Swiftpoint’s CEO Grant Odgers says the GesturePoint technology integrates mouse pointer and touch gesture inputs. Users of tablets, notebooks, smartphones and PCs can get all the high accuracy and efficiency benefits of a mouse, while also intuitively supporting the gesture functions now standard in modern operating systems.
“We’re delighted with the licensing agreement,” Odgers says. “Belkin is one of the world’s largest suppliers of IT peripherals with well-established retail channels throughout the US, Europe and Asia Pacific. In addition to its range of smartphone, tablet and PC accessories, Belkin now has a 30 percent share of the home and small business networking market in the US and has aggressive expansion plans with a range of new home automation products. Belkin is not just a high street retail provider, it is also successfully developing channel relationships with high-end IT solutions companies. Swiftpoint’s technology combined with Belkin’s global manufacturing and distribution muscle is a powerful combination.”

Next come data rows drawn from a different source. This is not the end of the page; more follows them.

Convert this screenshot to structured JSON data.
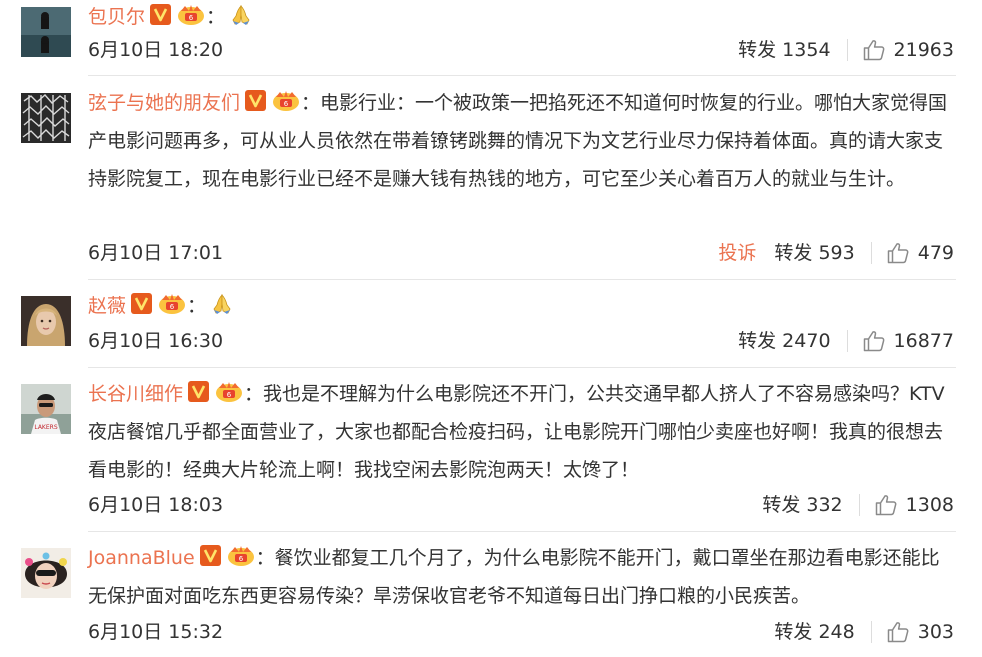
{
  "theme": {
    "name_color": "#eb7350",
    "text_color": "#333333",
    "divider_color": "#e6e6e6"
  },
  "comments": [
    {
      "user": "包贝尔",
      "badges": [
        "v-verified-icon",
        "vip-crown-icon"
      ],
      "text": "：",
      "trailing_emoji": "praying-hands-icon",
      "date": "6月10日 18:20",
      "report_label": "",
      "repost_label": "转发 1354",
      "likes": "21963"
    },
    {
      "user": "弦子与她的朋友们",
      "badges": [
        "v-verified-icon",
        "vip-crown-icon"
      ],
      "text": "：电影行业：一个被政策一把掐死还不知道何时恢复的行业。哪怕大家觉得国产电影问题再多，可从业人员依然在带着镣铐跳舞的情况下为文艺行业尽力保持着体面。真的请大家支持影院复工，现在电影行业已经不是赚大钱有热钱的地方，可它至少关心着百万人的就业与生计。",
      "trailing_emoji": "",
      "date": "6月10日 17:01",
      "report_label": "投诉",
      "repost_label": "转发 593",
      "likes": "479"
    },
    {
      "user": "赵薇",
      "badges": [
        "v-verified-icon",
        "vip-crown-icon"
      ],
      "text": "：",
      "trailing_emoji": "praying-hands-icon",
      "date": "6月10日 16:30",
      "report_label": "",
      "repost_label": "转发 2470",
      "likes": "16877"
    },
    {
      "user": "长谷川细作",
      "badges": [
        "v-verified-icon",
        "vip-crown-icon"
      ],
      "text": "：我也是不理解为什么电影院还不开门，公共交通早都人挤人了不容易感染吗？KTV夜店餐馆几乎都全面营业了，大家也都配合检疫扫码，让电影院开门哪怕少卖座也好啊！我真的很想去看电影的！经典大片轮流上啊！我找空闲去影院泡两天！太馋了！",
      "trailing_emoji": "",
      "date": "6月10日 18:03",
      "report_label": "",
      "repost_label": "转发 332",
      "likes": "1308"
    },
    {
      "user": "JoannaBlue",
      "badges": [
        "v-verified-icon",
        "vip-crown-icon"
      ],
      "text": "：餐饮业都复工几个月了，为什么电影院不能开门，戴口罩坐在那边看电影还能比无保护面对面吃东西更容易传染？旱涝保收官老爷不知道每日出门挣口粮的小民疾苦。",
      "trailing_emoji": "",
      "date": "6月10日 15:32",
      "report_label": "",
      "repost_label": "转发 248",
      "likes": "303"
    }
  ]
}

Ben Thacker, global vice president of enterprise business, Belkin International, says Swiftpoint’s GesturePoint technology will be a key component of a whole new type of accessory for personal and desktop devices to be launched later this year.
"Belkin's customer-driven product development strategy is to create and deliver a complete ecosystem of accessories that optimize the use of technology in office, classroom, IT infrastructure, and mobile environments,” Thacker says.
“The licensing agreement with Swiftpoint enables us to satisfy a strong and unmet market need for a solution that brings together mouse and gesture inputs into a single user-friendly accessory.”
Swiftpoint’s Grant Odgers says the GesturePoint technology is an evolution of the company’s innovative portable mobile mouse launched in 2010 to critical acclaim. The ergonomic ‘pen grip’ design caught the attention of Popular Science magazine, where it made the magazine’s top 100 inventions of the year list. The Wall Street Journal rated the mouse above the best mobile mice from Logitech and Microsoft, and the mouse went on to became a top seller on Costco.com, the second-largest retail chain in the US.
Swiftpoint has filed patents worldwide, not only related to its first device but also a number of HCI (Human Computer Interface) innovations, many of these in the field of touch and gesture technology.
“We’ve had ideas and filed patents around touch/gesture technology for a decade, but it was only quite recently that our IP has become relevant in the marketplace due to a truly fundamental change in the way people interact with computers,” Grant Odgers says. “All of today’s computing devices are now optimized for touch (gesture-based) use, and it’s not only limited to tablets and smartphones, it includes laptop and desktop computers that use Windows 8 or Mac OS X.”
However, Grant Odgers says, touch screens are not ‘one size fits all’ – they do not work well in productive laptop/desktop environments, and often users try to make touch gestures with a standard mouse, which is not ideal.
“Take for example, the latest release of Microsoft Office 2013. It has touch and gesture features built in, but the reality is that doing Excel spreadsheets and Word documents with a touch screen does not work well at all. So we still use a keyboard and mouse and miss out on the great touch features that are now built into Word, Excel, and Windows 8.”
Grant Odgers says that many of the major peripheral manufacturers have tried to incorporate touch/gesture into these productive (traditionally keyboard/mouse) computing environments, but – and he quotes PC World’s Jared Newman – “being able to do it all with a single, no-compromise piece of hardware remains an elusive goal”.*
Odgers says the Belkin licensing deal is the first major fruit of a new business growth strategy which sees Swiftpoint exiting manufacturing and distribution in favour of technology license agreements.
“Our Swiftpoint mouse won global awards but has taught us that commercializing intellectual property is a long, hard road. The Belkin licensing deal signals a new paradigm for us, where we get maximum overall returns from our intellectual property.”